Several Bowdoin professors are involved in a collaborative project aimed at highlighting the challenges of restoring Maine’s coastal fisheries, particularly the groundfish industry. Key to meeting that challenge, says John Lichter, is helping the state’s sea run fish species, such as alewives, blueback herring and shad, also to recover. “These types of fish are an important food source for groundfish like cod,” said Lichter, who is professor of biology and environmental studies at Bowdoin, and one of the researchers involved in trying to stimulate ecological recovery.

John Lichter

John Lichter

Collaborating in the project are Bates College, the University of Southern Maine, and the Penobscot East Resource Center. Apart from Lichter, the other Bowdoin faculty members involved are Phil Camill from the Department of Earth and Oceanographic Science, Environmental Studies Lecturer and Program Manager Eileen Johnson, Associate Professor of Economics Guillermo Herrera, and Coastal Studies Scholar Ted Ames of the Penobscot East Resource Center. The project was funded by a National Science Foundation grant that is part of the Sustainability Solutions Initiative, a statewide initiative organized by the University of Maine at Orono to encourage collaborative research between institutions aimed at meeting “human needs while preserving the planet’s life support systems.”

The result is a colorful and informative 24-page publication titled “Recovery of Maine’s Coastal Fisheries.” Lichter described it as an “outreach booklet” and he was keen to point out that this is not an official peer-reviewed study. “It’s meant to be part of an ongoing effort to inform the public about what’s possible in terms of the ecological recovery of fisheries.
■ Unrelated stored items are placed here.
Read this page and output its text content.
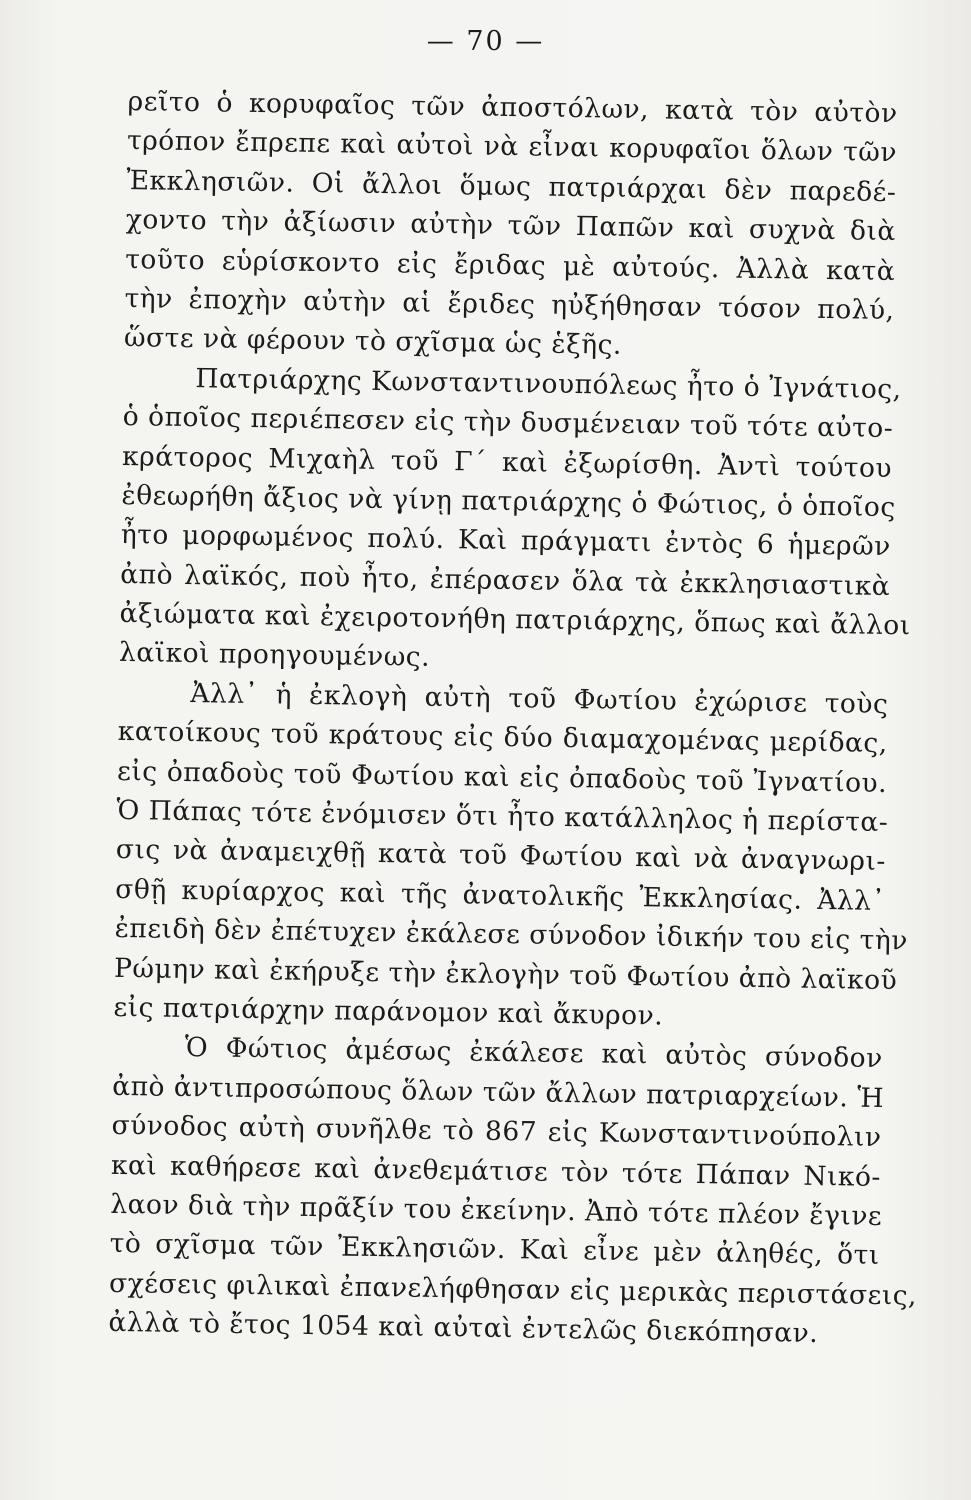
— 70 —
ρεῖτο ὁ κορυφαῖος τῶν ἀποστόλων, κατὰ τὸν αὐτὸν
τρόπον ἔπρεπε καὶ αὐτοὶ νὰ εἶναι κορυφαῖοι ὅλων τῶν
Ἐκκλησιῶν. Οἱ ἄλλοι ὅμως πατριάρχαι δὲν παρεδέ-
χοντο τὴν ἀξίωσιν αὐτὴν τῶν Παπῶν καὶ συχνὰ διὰ
τοῦτο εὑρίσκοντο εἰς ἔριδας μὲ αὐτούς. Ἀλλὰ κατὰ
τὴν ἐποχὴν αὐτὴν αἱ ἔριδες ηὐξήθησαν τόσον πολύ,
ὥστε νὰ φέρουν τὸ σχῖσμα ὡς ἑξῆς.
Πατριάρχης Κωνσταντινουπόλεως ἦτο ὁ Ἰγνάτιος,
ὁ ὁποῖος περιέπεσεν εἰς τὴν δυσμένειαν τοῦ τότε αὐτο-
κράτορος Μιχαὴλ τοῦ Γ´ καὶ ἐξωρίσθη. Ἀντὶ τούτου
ἐθεωρήθη ἄξιος νὰ γίνῃ πατριάρχης ὁ Φώτιος, ὁ ὁποῖος
ἦτο μορφωμένος πολύ. Καὶ πράγματι ἐντὸς 6 ἡμερῶν
ἀπὸ λαϊκός, ποὺ ἦτο, ἐπέρασεν ὅλα τὰ ἐκκλησιαστικὰ
ἀξιώματα καὶ ἐχειροτονήθη πατριάρχης, ὅπως καὶ ἄλλοι
λαϊκοὶ προηγουμένως.
Ἀλλ᾽ ἡ ἐκλογὴ αὐτὴ τοῦ Φωτίου ἐχώρισε τοὺς
κατοίκους τοῦ κράτους εἰς δύο διαμαχομένας μερίδας,
εἰς ὀπαδοὺς τοῦ Φωτίου καὶ εἰς ὀπαδοὺς τοῦ Ἰγνατίου.
Ὁ Πάπας τότε ἐνόμισεν ὅτι ἦτο κατάλληλος ἡ περίστα-
σις νὰ ἀναμειχθῇ κατὰ τοῦ Φωτίου καὶ νὰ ἀναγνωρι-
σθῇ κυρίαρχος καὶ τῆς ἀνατολικῆς Ἐκκλησίας. Ἀλλ᾽
ἐπειδὴ δὲν ἐπέτυχεν ἐκάλεσε σύνοδον ἰδικήν του εἰς τὴν
Ρώμην καὶ ἐκήρυξε τὴν ἐκλογὴν τοῦ Φωτίου ἀπὸ λαϊκοῦ
εἰς πατριάρχην παράνομον καὶ ἄκυρον.
Ὁ Φώτιος ἀμέσως ἐκάλεσε καὶ αὐτὸς σύνοδον
ἀπὸ ἀντιπροσώπους ὅλων τῶν ἄλλων πατριαρχείων. Ἡ
σύνοδος αὐτὴ συνῆλθε τὸ 867 εἰς Κωνσταντινούπολιν
καὶ καθήρεσε καὶ ἀνεθεμάτισε τὸν τότε Πάπαν Νικό-
λαον διὰ τὴν πρᾶξίν του ἐκείνην. Ἀπὸ τότε πλέον ἔγινε
τὸ σχῖσμα τῶν Ἐκκλησιῶν. Καὶ εἶνε μὲν ἀληθές, ὅτι
σχέσεις φιλικαὶ ἐπανελήφθησαν εἰς μερικὰς περιστάσεις,
ἀλλὰ τὸ ἔτος 1054 καὶ αὐταὶ ἐντελῶς διεκόπησαν.
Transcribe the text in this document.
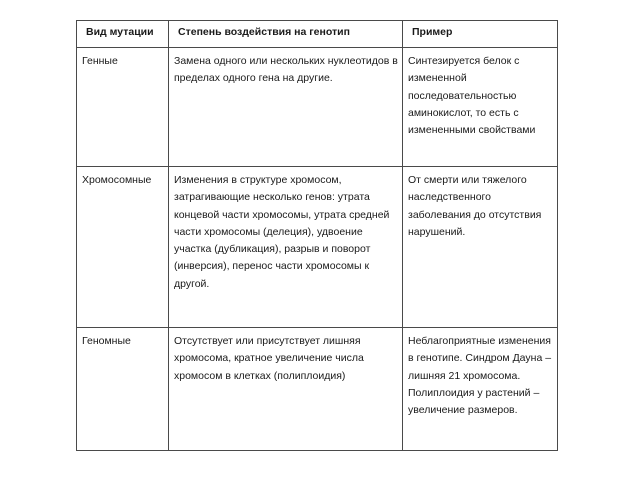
Вид мутации	Степень воздействия на генотип	Пример
Генные	Замена одного или нескольких нуклеотидов в пределах одного гена на другие.	Синтезируется белок с измененной последовательностью аминокислот, то есть с измененными свойствами
Хромосомные	Изменения в структуре хромосом, затрагивающие несколько генов: утрата концевой части хромосомы, утрата средней части хромосомы (делеция), удвоение участка (дубликация), разрыв и поворот (инверсия), перенос части хромосомы к другой.	От смерти или тяжелого наследственного заболевания до отсутствия нарушений.
Геномные	Отсутствует или присутствует лишняя хромосома, кратное увеличение числа хромосом в клетках (полиплоидия)	Неблагоприятные изменения в генотипе. Синдром Дауна – лишняя 21 хромосома. Полиплоидия у растений – увеличение размеров.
We’ve also produced a short video to go with the booklet.”  Click here to watch the video.

Over-reliance on lobster

The concern that underscores this project, said Lichter, is the current over-reliance of Maine’s marine economy on one species-lobster. “Commercial fishing in the Gulf of Maine was very different sixty years ago,” he said. “Apart from shellfish, a variety of organisms were harvested: probably six to eight species, including groundfish like cod, pollock, and haddock.” It would be economically prudent, he added, for Maine’s fishing industry to shift from its narrow focus on lobster to a diverse set of target species like those commonly harvested sixty years ago. Although the lobster population remains healthy in the Gulf of Maine at the moment, the booklet warns there is a “significant probability that high lobster densities coupled with warming waters will result in a catastrophic decline in lobster numbers sometime in the future.” As an example it points to the collapse of the lobster fishery in Long Island about fifteen years ago, affected by warming waters and disease.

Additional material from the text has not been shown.